Under the agreement, Spaulding will be responsible for running the trials including providing the required support services, such as clinical trial recruitment, conduct, and laboratory assessments.
The trials will examine drug product candidates in ‘various therapeutic areas of interest’, with the company stating that “all [trials] address important regulatory science questions in today’s pharmaceutical market.”
Per the financial terms of the agreement, Spaulding will receive from the FDA $5m (€4.5m) for the first out of the five years covered in the contract, to conduct the trials at its 200-bed facility in the state of Wisconsin.
The agreement with the regulatory agency follows Spaulding’s previous collaborative work with the FDA on clinical trials, which began seven years ago. The aim of that partnership had as an aim the development of a screening model for prolongation of quality testing for new drug products.
This work as well as the publications that it resulted in, helped the company build a ‘productive partnership’ with the governmental agency, said Jay Mason, Spaulding’s chief medical officer.
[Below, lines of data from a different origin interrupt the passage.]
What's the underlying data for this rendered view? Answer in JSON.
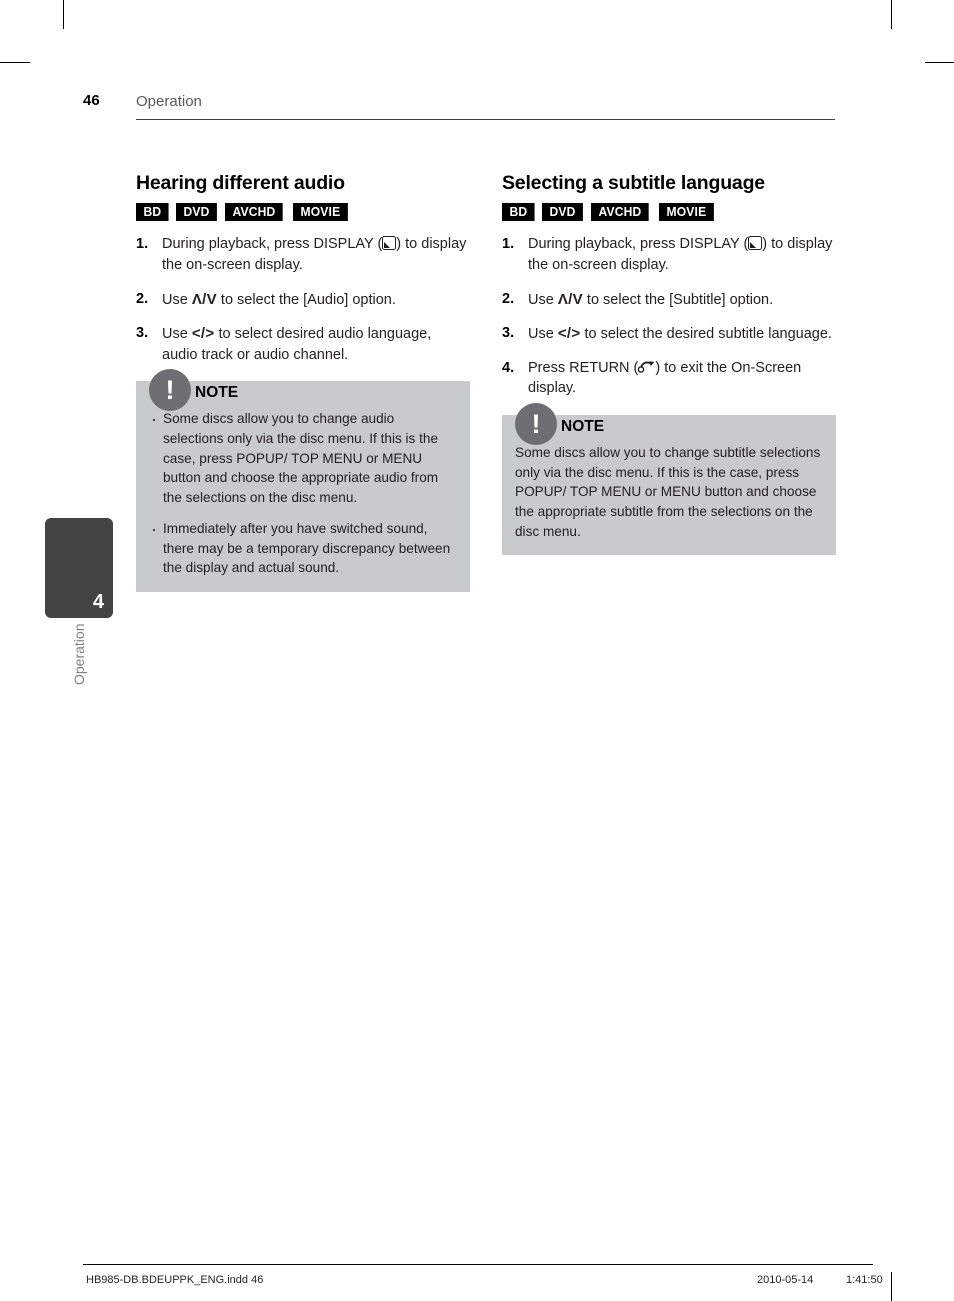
{
  "header": {
    "page_number": "46",
    "title": "Operation"
  },
  "chapter_tab": {
    "number": "4",
    "label": "Operation"
  },
  "columns": [
    {
      "id": "hearing-different-audio",
      "title": "Hearing different audio",
      "badges": [
        "BD",
        "DVD",
        "AVCHD",
        "MOVIE"
      ],
      "steps": [
        {
          "num": "1.",
          "parts": [
            {
              "type": "text",
              "value": "During playback, press DISPLAY ("
            },
            {
              "type": "icon",
              "value": "display-icon"
            },
            {
              "type": "text",
              "value": ") to display the on-screen display."
            }
          ],
          "text_before": "During playback, press DISPLAY (",
          "text_after": ") to display the on-screen display."
        },
        {
          "num": "2.",
          "text_before": "Use ",
          "key": "Λ/V",
          "text_after": " to select the [Audio] option."
        },
        {
          "num": "3.",
          "text_before": "Use ",
          "key": "</>",
          "text_after": " to select desired audio language, audio track or audio channel."
        }
      ],
      "note": {
        "title": "NOTE",
        "icon": "exclamation-icon",
        "bullets": [
          "Some discs allow you to change audio selections only via the disc menu. If this is the case, press POPUP/ TOP MENU or MENU button and choose the appropriate audio from the selections on the disc menu.",
          "Immediately after you have switched sound, there may be a temporary discrepancy between the display and actual sound."
        ]
      }
    },
    {
      "id": "selecting-a-subtitle-language",
      "title": "Selecting a subtitle language",
      "badges": [
        "BD",
        "DVD",
        "AVCHD",
        "MOVIE"
      ],
      "steps": [
        {
          "num": "1.",
          "text_before": "During playback, press DISPLAY (",
          "text_after": ") to display the on-screen display."
        },
        {
          "num": "2.",
          "text_before": "Use ",
          "key": "Λ/V",
          "text_after": " to select the [Subtitle] option."
        },
        {
          "num": "3.",
          "text_before": "Use ",
          "key": "</>",
          "text_after": " to select the desired subtitle language."
        },
        {
          "num": "4.",
          "text_before": "Press RETURN (",
          "text_after": ") to exit the On-Screen display."
        }
      ],
      "note": {
        "title": "NOTE",
        "icon": "exclamation-icon",
        "paragraphs": [
          "Some discs allow you to change subtitle selections only via the disc menu. If this is the case, press POPUP/ TOP MENU or MENU button and choose the appropriate subtitle from the selections on the disc menu."
        ]
      }
    }
  ],
  "note_glyph": "!",
  "footer": {
    "filename": "HB985-DB.BDEUPPK_ENG.indd   46",
    "date": "2010-05-14",
    "time": "1:41:50"
  },
  "colors": {
    "note_background": "#c9cacc",
    "note_circle": "#6d6e71",
    "badge_background": "#000000",
    "chapter_tab": "#434343",
    "header_title": "#58595b"
  }
}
The signing of the contract with the FDA comes only one month after Randy Spaulding, the company’s founder, stepped down from the role of the CEO to be succeeded by the as-yet COO, Cassandra Erato.
Commenting on the projected work, Erato said that the company is ‘perfectly suited’ to conduct these trials, since it holds the ‘right-sized’ project management and principal investigator team to achieve the requested goals.